By Harry Forbes
Here's a sad-funny play about an adult brother and sister traveling to their late father’s memorial with the sister they barely know, the titular Amy. She has Down syndrome and both Maggie and Jacob (who now consider themselves “orphans”) are waiting for the right time to break the news of their parents’ death to Amy. (It happens the the mother has died as well several months earlier.)
Joining them on the Long Island Expressway road trip is Amy’s tough but compassionate Italian pregnant caregiver Kathy. A parallel story involving troubled couple Sarah and Bobby at a marriage counseling center, which opens the play, eventually dovetails with the first plot.
Lindsey Ferrentino’s 90-minute play was inspired by her own aunt who had Down syndrome, and who had been institutionalized. She has a fine knack for capturing natural speech rhythms, and the play, despite the heavy-seeming theme, is thankfully quite humorous much of the time.
Jamie Brewer, a Down syndrome actress who has appeared on “American Horror Story,” is extraordinary as movie fanatic Amy (she holds a job at a local cinema), and delivers the play’s final monologue with impressive passion and poignancy. But all the performances are spot-on. Diane Davis and Josh McDermitt as the troubled couple attempting to reconcile win our sympathy from the start. Monk is terrific as real estate agent Maggie, the lonely and phobic divorced sibling, as is Mark Blum as her brother, the health conscious born again Christian Jacob, who tries rather hilariously to explain the concept of death to Amy with straws representing the continuum of life. Vanessa Aspillaga shines as Kathy, particularly in a long monologue about her “pothead” boyfriend’s dysfunctional sister.
Rachel Hauck’s set morphs fluidly from counseling room to airport to car to Burger King and other dreary locations.

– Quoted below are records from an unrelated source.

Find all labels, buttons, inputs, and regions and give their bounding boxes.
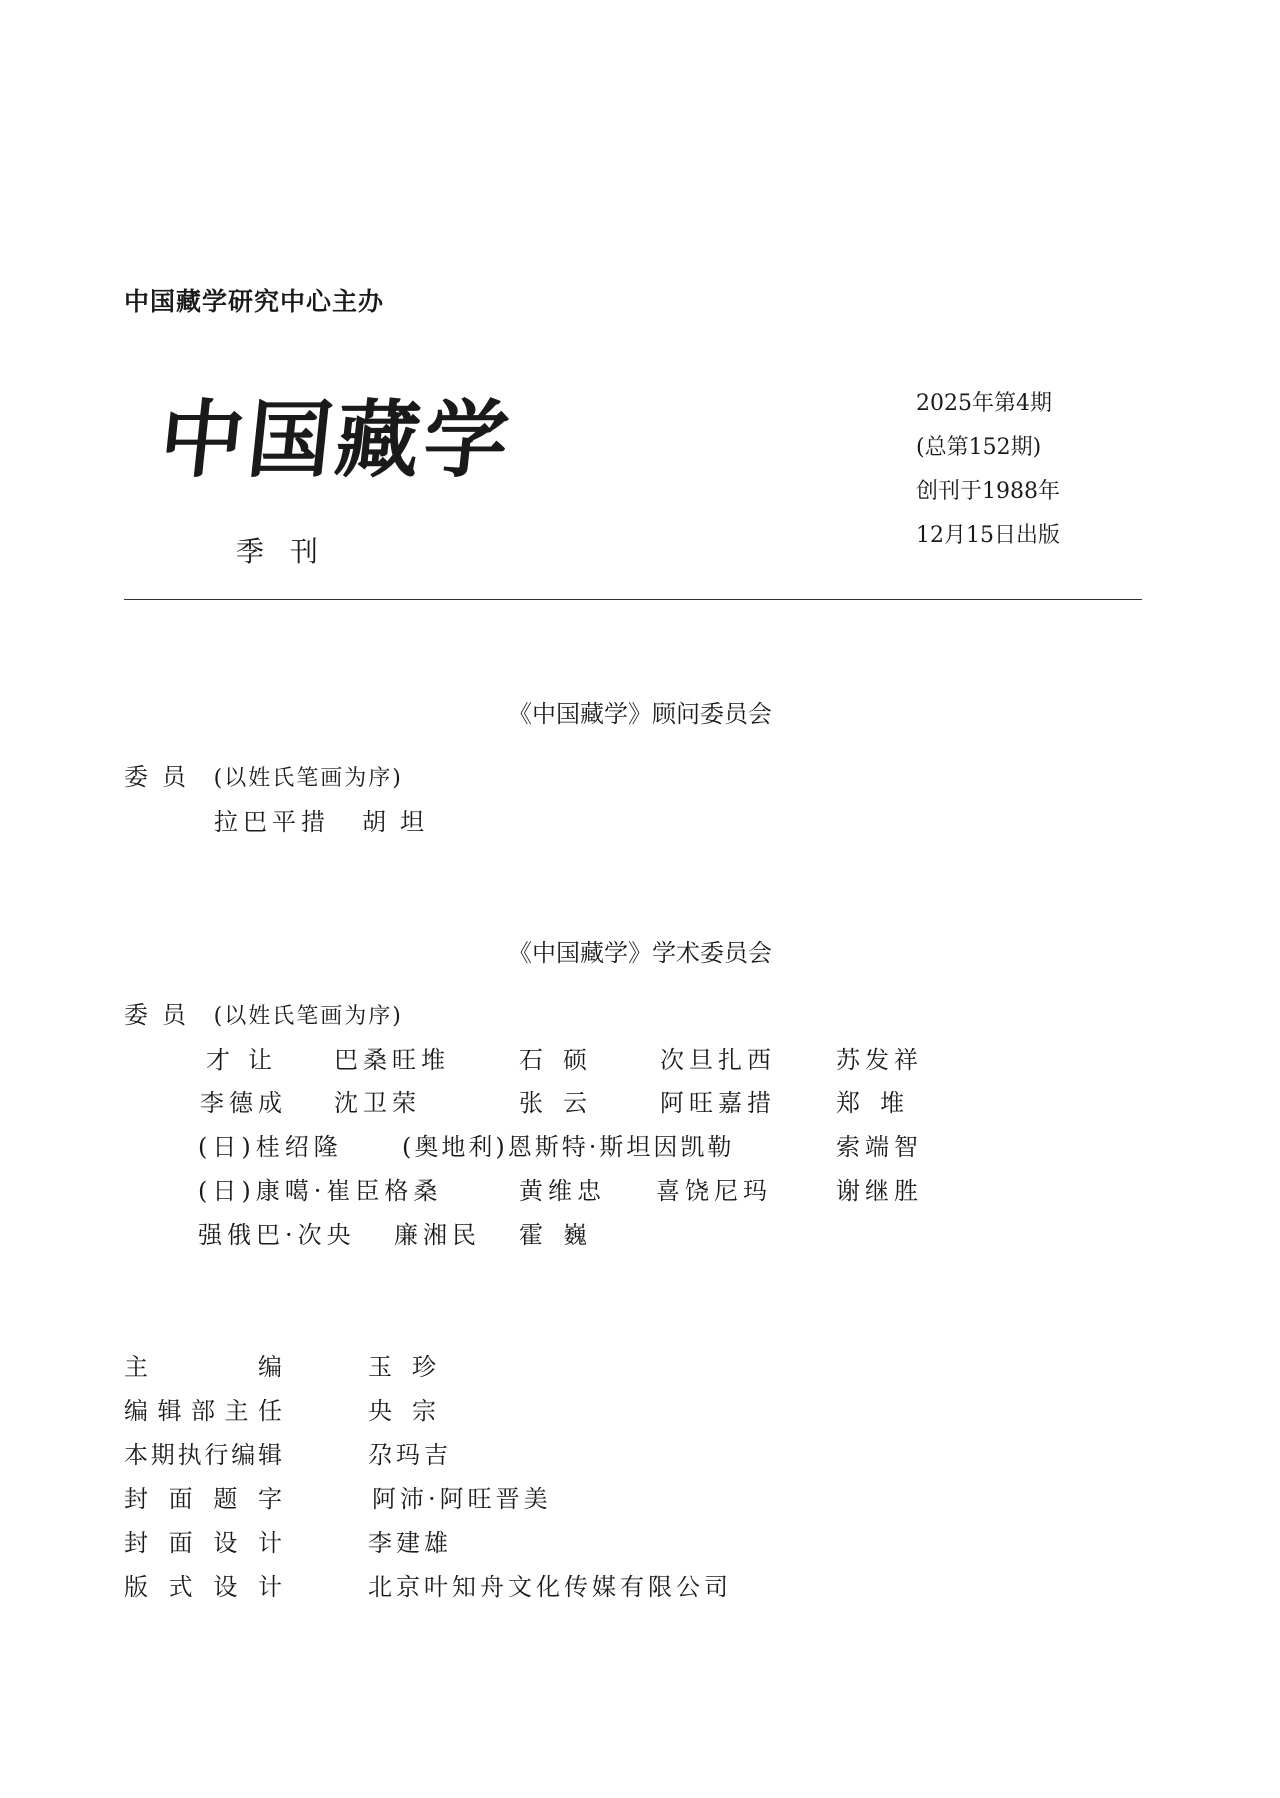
advisory-members-heading xyxy=(124,757,403,792)
staff-label: 编辑部主任 xyxy=(124,1397,282,1425)
staff-value: 央宗 xyxy=(368,1397,456,1425)
member-name: 次旦扎西 xyxy=(660,1046,776,1074)
academic-members-heading xyxy=(124,995,403,1030)
member-name: 喜饶尼玛 xyxy=(656,1177,772,1205)
staff-label: 封面设计 xyxy=(124,1529,282,1557)
member-name: 谢继胜 xyxy=(836,1177,923,1205)
header-divider xyxy=(124,599,1142,600)
issue-total: (总第152期) xyxy=(916,435,1042,460)
member-name: 索端智 xyxy=(836,1133,923,1161)
staff-label: 主编 xyxy=(124,1353,282,1381)
journal-masthead: 中国藏学 xyxy=(154,390,518,489)
staff-label: 版式设计 xyxy=(124,1573,282,1601)
member-name: 沈卫荣 xyxy=(334,1089,421,1117)
member-name: 拉巴平措 xyxy=(214,808,330,836)
members-label: 委员 xyxy=(124,763,200,791)
member-name: 黄维忠 xyxy=(519,1177,606,1205)
sponsor-line: 中国藏学研究中心主办 xyxy=(124,287,385,316)
staff-value: 尕玛吉 xyxy=(368,1441,452,1469)
member-name: (日)康噶·崔臣格桑 xyxy=(198,1177,443,1205)
member-name: (日)桂绍隆 xyxy=(198,1133,343,1161)
staff-label: 封面题字 xyxy=(124,1485,282,1513)
member-name: 才让 xyxy=(206,1046,290,1074)
staff-value: 玉珍 xyxy=(368,1353,456,1381)
academic-committee-title: 《中国藏学》学术委员会 xyxy=(508,939,772,967)
issue-info xyxy=(916,382,1060,558)
advisory-committee-title: 《中国藏学》顾问委员会 xyxy=(508,700,772,728)
member-name: (奥地利)恩斯特·斯坦因凯勒 xyxy=(402,1133,735,1161)
staff-value: 北京叶知舟文化传媒有限公司 xyxy=(368,1573,732,1601)
member-name: 苏发祥 xyxy=(836,1046,923,1074)
member-name: 巴桑旺堆 xyxy=(334,1046,450,1074)
member-name: 阿旺嘉措 xyxy=(660,1089,776,1117)
member-name: 石硕 xyxy=(519,1046,607,1074)
members-label: 委员 xyxy=(124,1001,200,1029)
member-name: 张云 xyxy=(519,1089,607,1117)
publication-date: 12月15日出版 xyxy=(916,523,1060,548)
member-name: 李德成 xyxy=(200,1089,287,1117)
staff-value: 阿沛·阿旺晋美 xyxy=(372,1485,552,1513)
periodical-label: 季刊 xyxy=(236,535,345,568)
founding-year: 创刊于1988年 xyxy=(916,479,1060,504)
order-note: (以姓氏笔画为序) xyxy=(213,1004,403,1029)
member-name: 廉湘民 xyxy=(394,1221,481,1249)
staff-label: 本期执行编辑 xyxy=(124,1441,282,1469)
staff-value: 李建雄 xyxy=(368,1529,452,1557)
member-name: 郑堆 xyxy=(836,1089,924,1117)
issue-number: 2025年第4期 xyxy=(916,391,1052,416)
member-name: 霍巍 xyxy=(519,1221,607,1249)
member-name: 胡坦 xyxy=(362,808,438,836)
member-name: 强俄巴·次央 xyxy=(198,1221,356,1249)
order-note: (以姓氏笔画为序) xyxy=(213,766,403,791)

The subject matter is worthy, to be sure, and, more broadly, says something about family and how we might undervalue certain relatives and be clueless of their true worth. Still it must be said, some surprising twists notwithstanding, the main story arc is rather predictable. To its credit, the play avoids mawkish sentimentality, as does Scott Ellis’s assured direction, which draws fine performances from the cast. The comic scenes, such as the memorial in a Chinese restaurant, are expertly staged.
Interestingly, Brewer has a male understudy, Edward Barbanell, necessitating a title change to “Andy and the Orphans” at his performances.